Would you believe a Harlequin for my Narrative Forms course that I'm teaching at Laurier? Otherwise, I'm reading Dickens's Dombey and Son for our UW Dickens Reading Group.
I can best answer this question by saying what I would like to be reading what I currently don't have time for:
And I own all of these in hard cover from when they first came out, so for the first two, that goes to show how long it takes me to find time for books that I don't put on my syllabi!
And a non-hardcover that I own and desperately want to have time to read: The Al Purdy A-Frame Anthology.
Well, I'm not sure about "favourite" since that tends to change every day, but here are some of the ones -- either texts or authors -- I find most interesting and/or enjoyable.
Jean Rhys's Wide Sargasso Sea works great in discussions of colonialism and post-colonialism while also functioning great in discussions of narrative theory.
Edwidge Danticat's Krik? Krak! -- a collection of short stories that's particular useful in discussions of gender and the implications of choosing writing as a career.

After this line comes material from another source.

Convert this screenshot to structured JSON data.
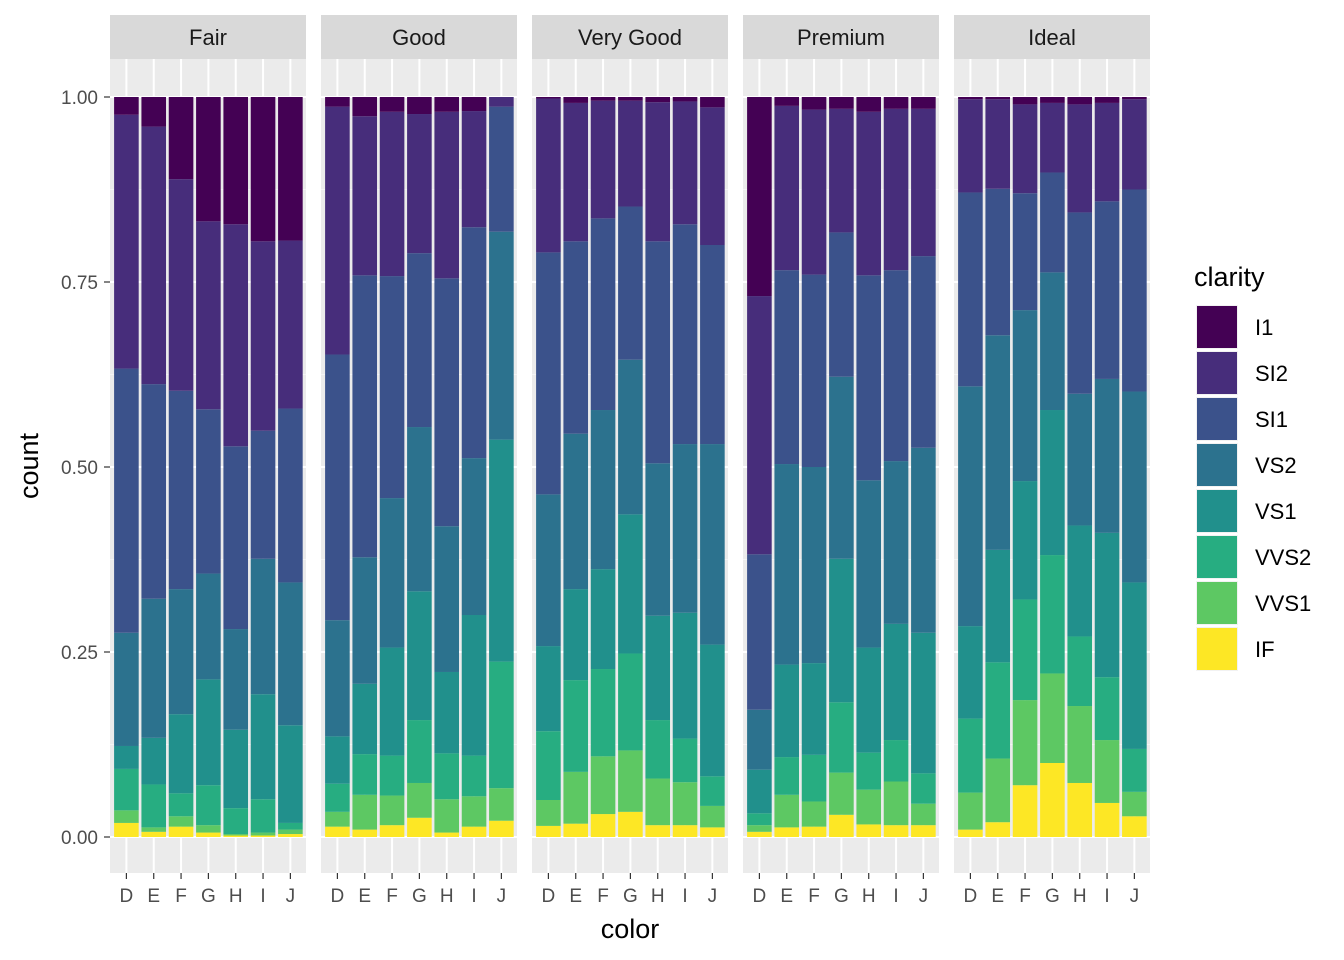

Believe it or not, various verses from Heinrich Hoffmann's Struwwelpeter tend to make appearances in many of my courses, not necessarily as required reading, but as example texts during lecture. Hoffmann's text is great for discussions of constructions of childhood, for narrative analysis, and for image/text discussions.
Edwidge Danticat's Brother I'm Dying, but I'm not sure getting to go through the report into someone's death (Danticat's 81-year-old uncle, Joseph Dantica who died in the custody of U.S. Homeland Security in 2004), including the report of his autopsy, should really count as fun. Regardless, it was a different kind of research for me, so it was an especially engaging process.
Well, a figure skating coach (and that's what my five-year-old "When I grow up I want to be..." project said!), but is it too late to become a doctor, a media mogul, and/or the head of a Fortune 500 company? Would I have to have an aptitude for any of those careers?